Temu Rindu

467 68 26
                                    

"Rakha..." bisik Naura, suaranya bergetar penuh emosi. Air matanya jatuh perlahan, membasahi pipinya saat ia menatap wajah pria yang selama ini dicarinya tanpa henti. Sosok itu tampak lemah, dengan wajah pucat dan bibir kering.

"Rakha, tolong bangun..." Naura mengguncang bahunya perlahan, suaranya semakin serak dipenuhi harapan dan kekhawatiran. "Ini aku, Naura... kamu dengar aku, kan? Bangunlah, Rakha, aku di sini."

Hening sejenak menyelimuti, hanya suara angin yang menderu lembut di antara dedaunan dan gemuruh ombak yang samar terdengar dari kejauhan. Detik-detik berlalu seolah melambat, menciptakan jarak yang terasa abadi di antara mereka.

Naura mendekatkan wajahnya, memastikan ada napas yang keluar dari pria itu. Jantungnya mencelos saat merasakan hembusan kecil yang hangat menyentuh kulitnya. "Kamu hidup," katanya lirih, suaranya dipenuhi rasa lega dan keajaiban.
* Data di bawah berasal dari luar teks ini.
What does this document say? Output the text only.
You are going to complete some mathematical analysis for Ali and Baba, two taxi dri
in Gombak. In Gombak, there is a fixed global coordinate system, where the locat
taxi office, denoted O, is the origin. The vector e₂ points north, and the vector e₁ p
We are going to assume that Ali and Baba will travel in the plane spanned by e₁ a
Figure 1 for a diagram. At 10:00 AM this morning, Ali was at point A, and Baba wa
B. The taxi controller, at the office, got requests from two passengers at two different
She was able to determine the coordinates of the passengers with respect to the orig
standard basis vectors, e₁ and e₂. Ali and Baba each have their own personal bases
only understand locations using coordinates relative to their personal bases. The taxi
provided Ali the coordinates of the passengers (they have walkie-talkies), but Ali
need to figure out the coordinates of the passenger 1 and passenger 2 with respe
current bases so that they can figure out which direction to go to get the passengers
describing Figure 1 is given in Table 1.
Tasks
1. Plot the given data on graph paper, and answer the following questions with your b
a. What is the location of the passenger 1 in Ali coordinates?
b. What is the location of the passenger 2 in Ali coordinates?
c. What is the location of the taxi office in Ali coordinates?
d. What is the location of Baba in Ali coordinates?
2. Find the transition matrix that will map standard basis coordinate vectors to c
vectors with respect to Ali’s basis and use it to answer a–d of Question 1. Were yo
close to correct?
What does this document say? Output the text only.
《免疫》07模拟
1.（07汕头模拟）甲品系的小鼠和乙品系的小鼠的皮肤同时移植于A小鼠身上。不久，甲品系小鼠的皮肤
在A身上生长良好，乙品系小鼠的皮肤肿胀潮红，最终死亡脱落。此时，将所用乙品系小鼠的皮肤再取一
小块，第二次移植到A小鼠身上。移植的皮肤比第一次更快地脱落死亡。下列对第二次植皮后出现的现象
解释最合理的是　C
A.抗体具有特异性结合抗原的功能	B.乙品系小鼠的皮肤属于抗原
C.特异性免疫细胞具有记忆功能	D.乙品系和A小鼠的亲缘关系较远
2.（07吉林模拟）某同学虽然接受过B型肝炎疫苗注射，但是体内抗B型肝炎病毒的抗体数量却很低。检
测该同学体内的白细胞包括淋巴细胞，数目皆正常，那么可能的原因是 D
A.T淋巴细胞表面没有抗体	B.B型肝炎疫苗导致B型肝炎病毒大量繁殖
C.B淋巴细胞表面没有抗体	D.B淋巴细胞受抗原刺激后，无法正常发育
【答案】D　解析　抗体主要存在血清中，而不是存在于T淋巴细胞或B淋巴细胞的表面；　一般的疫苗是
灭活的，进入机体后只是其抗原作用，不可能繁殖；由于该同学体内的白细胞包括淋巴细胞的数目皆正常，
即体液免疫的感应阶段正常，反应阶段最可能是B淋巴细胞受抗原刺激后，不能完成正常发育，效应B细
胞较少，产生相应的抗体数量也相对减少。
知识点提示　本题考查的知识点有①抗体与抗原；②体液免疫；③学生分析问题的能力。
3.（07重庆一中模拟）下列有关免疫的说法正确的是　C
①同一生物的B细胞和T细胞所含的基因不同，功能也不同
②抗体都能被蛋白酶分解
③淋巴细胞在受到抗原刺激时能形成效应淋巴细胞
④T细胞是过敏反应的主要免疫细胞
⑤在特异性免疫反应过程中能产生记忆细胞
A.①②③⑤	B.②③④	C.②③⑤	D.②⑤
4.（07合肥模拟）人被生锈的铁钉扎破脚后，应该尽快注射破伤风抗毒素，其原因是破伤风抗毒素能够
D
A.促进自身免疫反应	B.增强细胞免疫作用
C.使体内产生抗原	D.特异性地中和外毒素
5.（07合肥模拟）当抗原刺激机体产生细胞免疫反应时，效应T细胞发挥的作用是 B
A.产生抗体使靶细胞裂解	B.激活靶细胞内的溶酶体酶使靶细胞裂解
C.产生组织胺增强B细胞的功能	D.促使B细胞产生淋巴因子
"Rakha, aku mohon, buka mata kamu. Aku sudah terlalu lama mencari, terlalu lama berharap. Jangan biarkan aku sendirian lagi..." ujar Naura, isaknya pecah, suaranya lirih dan patah-patah.

Satu gerakan kecil dari kelopak mata Rakha membuat hati Naura melompat. Jemarinya menggenggam tangan Rakha erat, seolah mencoba mengisi pria itu dengan semangat dan cinta yang tak pernah pudar.

“Hei? Kamu kenapa bisa ada di sini, sih? Kenapa kamu selalu bikin aku khawatir setengah mati?” suara Naura terdengar serak, campuran antara kekesalan dan kelegaan. Air mata masih menetes, namun senyum samar mulai muncul di bibirnya.

Rakha mengerjapkan matanya perlahan, pandangannya kabur sebelum akhirnya fokus pada wajah yang begitu dikenalnya. “Naura...” suaranya lemah, nyaris hanya bisikan. Namun, itu cukup untuk menghancurkan tembok kekhawatiran yang mengurung hati Naura selama ini.

Naura menghela napas dalam, merasakan dadanya sesak oleh emosi yang bercampur aduk. “Kamu tahu nggak, betapa aku mencarimu? Betapa aku berpikir nggak akan pernah bisa lihat wajahmu lagi?”

Rakha tersenyum lemah, sudut bibirnya terangkat meski tubuhnya masih tampak lelah. “Maaf, aku... membuatmu cemas.”

Naura menggenggam tangan Rakha lebih erat, seolah berusaha mentransfer segala kekuatan dan kehangatan yang dimilikinya. Tanpa ragu, ia menarik tubuh Rakha ke dalam pelukannya, merasakan detak jantung yang sempat ia kira tak akan pernah didengarnya lagi. Air mata menetes tak tertahankan, mengalir di pipinya.

“Kamu nggak perlu minta maaf, sayang,” suaranya bergetar, dipenuhi rasa bersalah. “Aku yang seharusnya minta maaf. Aku ceroboh, aku mengambil keputusan tanpa mencari tahu yang sebenarnya. Aku menyelamatkan seseorang yang aku bahkan nggak tahu siapa dia, sementara kamu... kamu menderita sendirian di sini, tanpa ada yang menolong. Maafkan aku, Rakha,” bisiknya lirih.

Rakha, yang terkejut dengan pengakuan Naura, perlahan melepaskan pelukan itu dan menatap wajah istrinya dalam-dalam. Wajah yang ia rindukan setiap detik sejak perpisahan mereka. Tangannya terangkat, menghapus air mata yang membasahi pipi Naura, sentuhannya lembut namun penuh ketegasan.

“Dengar aku, Naura,” katanya pelan namun tegas, tatapannya tidak lepas dari mata Naura. “Di mata aku, kamu nggak pernah salah. Ini semua adalah musibah yang nggak bisa kita prediksi. Tuhan masih begitu baik, karena akhirnya kita bisa bertemu lagi setelah semua ini.”

Naura menggenggam tangan Rakha lebih erat, memohon dengan mata yang penuh harap. “Tolong, hidup lebih lama ya, Rakha. Aku belum siap kehilangan kamu. Apa pun yang terjadi, bertahanlah. Aku akan ada di sini, berjuang bersamamu.”

Rakha tersenyum lemah, namun sorot matanya menunjukkan tekad yang kuat. “Aku janji, Naura. Selama kamu di sisiku, aku akan bertahan sekuat tenaga. Kita akan melewati ini bersama.”